By Kelly Clardy
There are an estimated 1.5 million people in the U.S. with lupus. Thousands of walkers participate in nearly 70 cities across the nation to raise funds annually. In my state, there are more than 18 lupus support groups. A smaller number, 360,000 people in the U.S., are estimated to have brain tumors. In 2011, there will be at least 15 walks across the country benefiting brain tumor research, and in my city, there are at least three support groups. Very little needs to be said about breast cancer. We all instantly recognize their pink ribbons.
What do these illnesses have in common? People have heard of them. What is different about my primary immune deficiency disease (PIDD)? Most of the people I meet have never heard of it. So while the patients with breast cancer, lupus and brain tumors can drop the names of their diagnoses and their audience immediately “gets it,” I am in for a long explanation. Any discussion of my diagnosis and treatment is responded to with blank stares and glazed-over eyes. The best tool in my explanatory arsenal is the “boy in the bubble” story, and even that doesn’t always help.
Obviously, none of these other diseases are something you’d want; I certainly hope to never be diagnosed with one. And yet I have a big ’ol case of what I call “disease envy.” Let me explain.
I am green with envy for the recognition these diseases receive. From large fundraising walks across the country and local support group that are easily located online, to disease names that need no explanation, it all sounds pretty good to me. As a PIDD patient, I say “Sign me up!”
We know diseases like PIDD that are treated with intravenous immune globulin (IVIG) are rare. It’s no surprise that lack of awareness is an issue, even within our own community. At a recent infusion, I met another PIDD patient who had been receiving IVIG for more than two years. She heard me talking to my nurse about some of my advocacy efforts and immediately perked up her head. “Do you mind if I ask you what you two are discussing?” she asked. It turned out, she had never heard of IG Living magazine or the Immune Deficiency Foundation (IDF). She was certainly not aware of the many Facebook groups and Twitter accounts that revolve around IG topics. So instead of getting some much needed zzz’s during that day’s infusion, or catching up on my fashion magazine reading, I knew I had to take the time to tell her everything I knew. I wasn’t rested when I left the infusion center that day, but one more IG patient was a bit more enlightened about the resources that are available to her. I felt good about that.

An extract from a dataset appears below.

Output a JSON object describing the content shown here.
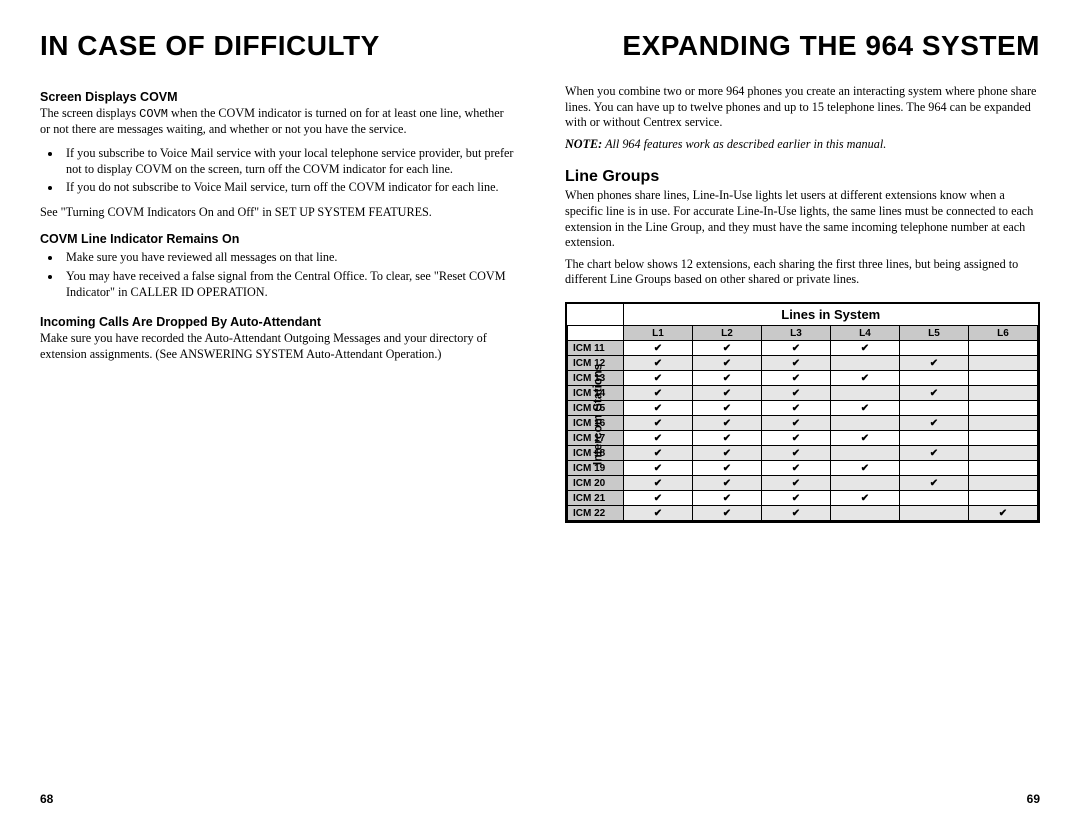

Right or wrong, I admit I am jealous of the publicity other better-known diseases generate. It would be nice to be able to say, “I have PIDD” and watch people’s heads nod in recognition or even sympathy. I’m honestly not sure how we get that kind of recognition, but I suppose, ultimately, it’s up to us. Patients with rare diseases, especially those treated by IG, have to be our own advocates. We have to take the time to teach, explain and educate whenever possible —even if it’s just one patient, friend, co-worker, family member or physician at a time.